Un altro caso che contrasta con la presunzione di socialismo attribuita ad Airbnb è quello di Paul Manafort. Il direttore della campagna presidenziale di Donald Trump è stato rinviato a giudizio per il Russiagate. Nell’elenco dei capi di imputazione figura l’acquisto, attraverso una shell company cipriota, di un immobile prestigioso nel quartiere newyorkese di Soho. Il loft, quotato oltre 3 milioni di dollari, è stato messo in lista su Airbnb e affittato tramite un ex attore, James De Bello (American Pie, Scary movie 2), che sostiene di avere fatto semplicemente da sitter senza sapere nulla sul proprietario.

«Manafort», si legge nella richiesta di rinvio a giudizio per riciclaggio di 21 milioni di dollari, «ha usato la proprietà almeno dal gennaio 2015 fino a tutto il 2016 come una fonte di reddito da locazione incassando migliaia di dollari a settimana su Airbnb e altre piattaforme».

I legali di Manafort hanno contestato l’accusa ma il Daily beast ha rilanciato la questione della sicurezza e della permeabilità di Airbnb con un’inchiesta che ha individuato gruppi di hacker russi capaci di usare carte di credito rubate o clonate per effettuare pagamenti. In Francia è da poco scoppiato lo scandalo degli affitti pagati tramite una carta ricaricabile chiamata Payoneer ed emessa a Gibilterra al di fuori dal radar dei controllori francesi.

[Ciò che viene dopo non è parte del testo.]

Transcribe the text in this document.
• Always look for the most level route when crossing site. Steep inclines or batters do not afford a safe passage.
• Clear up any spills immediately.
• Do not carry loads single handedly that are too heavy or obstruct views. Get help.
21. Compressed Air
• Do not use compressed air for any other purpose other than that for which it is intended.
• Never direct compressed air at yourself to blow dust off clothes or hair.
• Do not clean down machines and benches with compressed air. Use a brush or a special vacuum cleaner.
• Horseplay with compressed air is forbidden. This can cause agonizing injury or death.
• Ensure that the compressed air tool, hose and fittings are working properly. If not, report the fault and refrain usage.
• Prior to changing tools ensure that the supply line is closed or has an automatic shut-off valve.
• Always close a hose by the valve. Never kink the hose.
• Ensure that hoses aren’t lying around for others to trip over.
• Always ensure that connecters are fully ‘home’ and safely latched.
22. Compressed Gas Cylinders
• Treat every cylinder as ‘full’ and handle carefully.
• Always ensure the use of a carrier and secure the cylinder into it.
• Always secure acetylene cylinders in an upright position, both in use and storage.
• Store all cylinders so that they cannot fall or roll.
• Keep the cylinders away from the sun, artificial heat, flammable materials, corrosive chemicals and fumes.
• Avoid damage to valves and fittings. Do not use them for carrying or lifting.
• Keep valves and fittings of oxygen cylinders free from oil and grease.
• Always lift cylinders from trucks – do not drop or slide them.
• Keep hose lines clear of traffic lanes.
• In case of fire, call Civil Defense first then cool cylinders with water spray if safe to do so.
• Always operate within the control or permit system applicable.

Airbnb sostiene di verificare la provenienza dei soldi. Ma è virtualmente impossibile bloccare chi vuole riciclare denaro o chi effettua pagamenti a scopo corruttivo attraverso le cosiddette piattaforme peer-to-peer. Ed è altrettanto improbabile verificare se un accredito è stato fatto a fronte di una prestazione reale, in questo caso la vacanza, o se l’appartamento è rimasto vuoto e funziona soltanto come schermo per incanalare denaro.
Di sicuro, con l’avvento dei multihost che propongono gli immobili di lusso c’è l’opportunità di riciclare decine di milioni ogni anno. Se le più agguerrite autorità di vigilanza non riescono a vincere la guerra ai soldi sporchi, è impensabile che lo faccia Airbnb.

Vacanze in Kansas
Il processo sul Russiagate, con l’ammissione di colpevolezza del generale Michael Flynn, ex consigliere di Trump, potrà dire di più sui fiumi di denaro partiti da Mosca per influenzare la politica negli Stati Uniti con altri mezzi rispetto a quelli della guerra fredda fra i due blocchi.

Oggi che si combatte con il coding e che l’atomica piace solo a Kim Jong Un, ad approfittare degli spazi del disarmo c’è sempre Airbnb. La società ha messo in lista un appartamento annunciato in modo evocativo. È il Subterra castle, un bilocale sotterraneo definito «the first nuclear missile base on Airbnb» e si trova a 15 chilometri da Topeka, nel centro degli Usa. Dove c’è il caminetto, una volta c’era una testata balistica intercontinentale di tipo Atlas.

Chi sentisse l’urgenza di trascorrere una vacanza nel sottosuolo del Kansas dovrà aspettare. Al momento la struttura è «soggetta a transazione immobiliare» e non si può prenotare. Ma tutte le recensioni danno cinque stelle su cinque e il prezzo, 121 euro a notte per quattro ospiti, è irresistibile.